Training leaned heavily on intensity. Short, sharp, sessions. His aerobic base was underdeveloped and his performances were inconsistent. Race results didn't reflect the effort he put in.
The shift
When we started working together, the shift was immediate.
Less intensity. More control. More steady, deliberate work.
He was surprised that we slowed him down. Even the hard sessions were controlled enough that he could finish them without being completely knackered.
It felt strange finishing a session feeling like he could do more, and that created doubt.
It's easy to think you're not working hard enough when you're not exhausted. He felt the pull to jump into harder sessions, to train with others pushing bigger numbers, to prove something.

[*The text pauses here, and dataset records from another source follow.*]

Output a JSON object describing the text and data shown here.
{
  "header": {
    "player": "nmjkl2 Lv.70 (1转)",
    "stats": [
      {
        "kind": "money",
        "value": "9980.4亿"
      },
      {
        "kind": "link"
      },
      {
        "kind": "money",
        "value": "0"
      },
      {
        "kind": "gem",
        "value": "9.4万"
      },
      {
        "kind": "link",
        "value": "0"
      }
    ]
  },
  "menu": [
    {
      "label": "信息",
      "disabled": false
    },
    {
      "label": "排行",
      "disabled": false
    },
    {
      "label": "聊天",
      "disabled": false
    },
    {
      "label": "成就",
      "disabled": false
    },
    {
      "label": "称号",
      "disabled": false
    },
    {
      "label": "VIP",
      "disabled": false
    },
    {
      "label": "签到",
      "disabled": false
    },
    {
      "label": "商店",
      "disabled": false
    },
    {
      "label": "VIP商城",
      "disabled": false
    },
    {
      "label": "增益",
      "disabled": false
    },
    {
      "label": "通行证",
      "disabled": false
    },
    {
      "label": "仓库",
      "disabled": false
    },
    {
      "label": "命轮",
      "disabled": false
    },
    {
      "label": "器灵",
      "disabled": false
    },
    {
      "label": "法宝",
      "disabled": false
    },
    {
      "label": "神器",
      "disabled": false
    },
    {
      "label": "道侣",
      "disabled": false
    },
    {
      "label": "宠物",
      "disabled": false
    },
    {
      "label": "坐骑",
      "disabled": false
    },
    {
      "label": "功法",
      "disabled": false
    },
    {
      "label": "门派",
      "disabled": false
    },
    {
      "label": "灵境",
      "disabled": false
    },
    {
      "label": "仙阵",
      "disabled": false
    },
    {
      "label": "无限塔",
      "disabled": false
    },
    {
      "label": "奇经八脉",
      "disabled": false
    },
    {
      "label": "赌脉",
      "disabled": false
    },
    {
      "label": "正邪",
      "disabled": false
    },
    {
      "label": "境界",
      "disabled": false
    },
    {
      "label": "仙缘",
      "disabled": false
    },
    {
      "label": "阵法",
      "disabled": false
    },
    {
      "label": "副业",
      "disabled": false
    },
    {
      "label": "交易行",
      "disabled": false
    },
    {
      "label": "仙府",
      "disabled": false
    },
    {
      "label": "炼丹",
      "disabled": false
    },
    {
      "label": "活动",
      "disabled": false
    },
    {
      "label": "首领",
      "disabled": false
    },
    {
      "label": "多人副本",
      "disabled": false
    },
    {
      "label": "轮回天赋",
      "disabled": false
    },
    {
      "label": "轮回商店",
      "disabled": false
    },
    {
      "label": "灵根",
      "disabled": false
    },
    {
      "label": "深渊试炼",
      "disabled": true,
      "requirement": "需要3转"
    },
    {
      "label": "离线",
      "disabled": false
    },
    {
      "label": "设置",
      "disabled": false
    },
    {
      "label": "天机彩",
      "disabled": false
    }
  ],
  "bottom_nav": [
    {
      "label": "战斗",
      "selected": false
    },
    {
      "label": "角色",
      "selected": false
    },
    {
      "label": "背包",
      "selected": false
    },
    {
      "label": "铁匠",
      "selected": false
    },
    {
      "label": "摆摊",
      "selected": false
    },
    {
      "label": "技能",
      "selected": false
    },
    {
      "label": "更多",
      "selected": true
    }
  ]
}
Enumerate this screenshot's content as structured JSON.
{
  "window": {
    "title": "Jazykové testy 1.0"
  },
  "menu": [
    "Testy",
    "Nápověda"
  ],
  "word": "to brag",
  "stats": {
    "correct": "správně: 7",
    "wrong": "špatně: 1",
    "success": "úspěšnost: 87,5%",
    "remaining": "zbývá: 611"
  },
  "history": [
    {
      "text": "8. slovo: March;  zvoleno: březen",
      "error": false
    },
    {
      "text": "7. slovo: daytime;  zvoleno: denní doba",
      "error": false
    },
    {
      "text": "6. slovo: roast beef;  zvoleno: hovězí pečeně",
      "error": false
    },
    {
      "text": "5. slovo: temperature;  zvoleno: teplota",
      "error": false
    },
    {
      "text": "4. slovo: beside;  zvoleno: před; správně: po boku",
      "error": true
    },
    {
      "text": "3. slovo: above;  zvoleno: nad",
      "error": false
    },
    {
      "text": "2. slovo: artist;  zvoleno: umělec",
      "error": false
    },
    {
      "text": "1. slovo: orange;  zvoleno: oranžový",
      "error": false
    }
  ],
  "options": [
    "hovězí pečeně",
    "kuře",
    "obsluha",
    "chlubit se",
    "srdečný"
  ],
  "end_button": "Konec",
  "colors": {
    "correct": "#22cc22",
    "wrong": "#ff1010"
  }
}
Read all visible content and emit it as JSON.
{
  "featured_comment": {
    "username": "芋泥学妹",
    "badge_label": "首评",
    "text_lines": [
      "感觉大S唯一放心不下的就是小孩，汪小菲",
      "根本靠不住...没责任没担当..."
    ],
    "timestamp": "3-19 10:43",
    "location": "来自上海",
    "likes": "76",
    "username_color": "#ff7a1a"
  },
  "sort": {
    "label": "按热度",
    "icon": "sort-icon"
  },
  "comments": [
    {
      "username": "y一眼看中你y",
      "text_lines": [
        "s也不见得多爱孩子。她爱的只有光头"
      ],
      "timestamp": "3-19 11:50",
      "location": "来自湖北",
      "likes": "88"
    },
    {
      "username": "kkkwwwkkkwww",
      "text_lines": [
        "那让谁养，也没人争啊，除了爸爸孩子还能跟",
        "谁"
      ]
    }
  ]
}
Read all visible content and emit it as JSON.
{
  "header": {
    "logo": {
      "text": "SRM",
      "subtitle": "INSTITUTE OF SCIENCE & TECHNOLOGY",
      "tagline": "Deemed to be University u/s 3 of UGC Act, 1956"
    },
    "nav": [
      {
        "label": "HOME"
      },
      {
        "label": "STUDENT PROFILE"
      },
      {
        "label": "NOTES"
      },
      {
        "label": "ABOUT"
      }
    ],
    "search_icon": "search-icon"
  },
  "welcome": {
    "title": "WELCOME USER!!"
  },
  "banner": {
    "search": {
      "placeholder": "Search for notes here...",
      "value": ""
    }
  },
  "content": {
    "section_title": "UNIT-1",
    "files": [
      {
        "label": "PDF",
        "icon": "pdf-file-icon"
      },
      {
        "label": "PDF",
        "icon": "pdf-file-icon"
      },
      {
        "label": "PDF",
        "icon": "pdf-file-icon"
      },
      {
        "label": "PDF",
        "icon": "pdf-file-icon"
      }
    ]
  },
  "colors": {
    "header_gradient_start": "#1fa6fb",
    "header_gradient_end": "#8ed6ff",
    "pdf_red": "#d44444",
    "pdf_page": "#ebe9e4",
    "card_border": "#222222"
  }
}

In credit to him, he stayed with the process.
Training settled into a simple rhythm. A mix of long, steady, and hard sessions across the week.
Emphasis shifted depending on the phase. More bike work when the race demanded it. Less focus on swimming, which was already a strength.
The work became repeatable.
Recovery improved. He got better at listening to his body, which mattered as much as any session given the demands of medical school. Training stopped competing with life and started fitting into it.
The results
Then came the results.
Bronze at the 2025 SEA Games in the Mixed Team Duathlon Relay.
Third at the 2024 National Duathlon Championships. Eighth in the Men's Individual Triathlon at the 2022 SEA Games.
Silver at the 2019 SEA Games in the Mixed Team Duathlon Relay.
Consistent performance across years and across disciplines.
The lesson
Nic's biggest lesson is a simple one. Nail the small things. Sometimes doing less is exactly how you do more.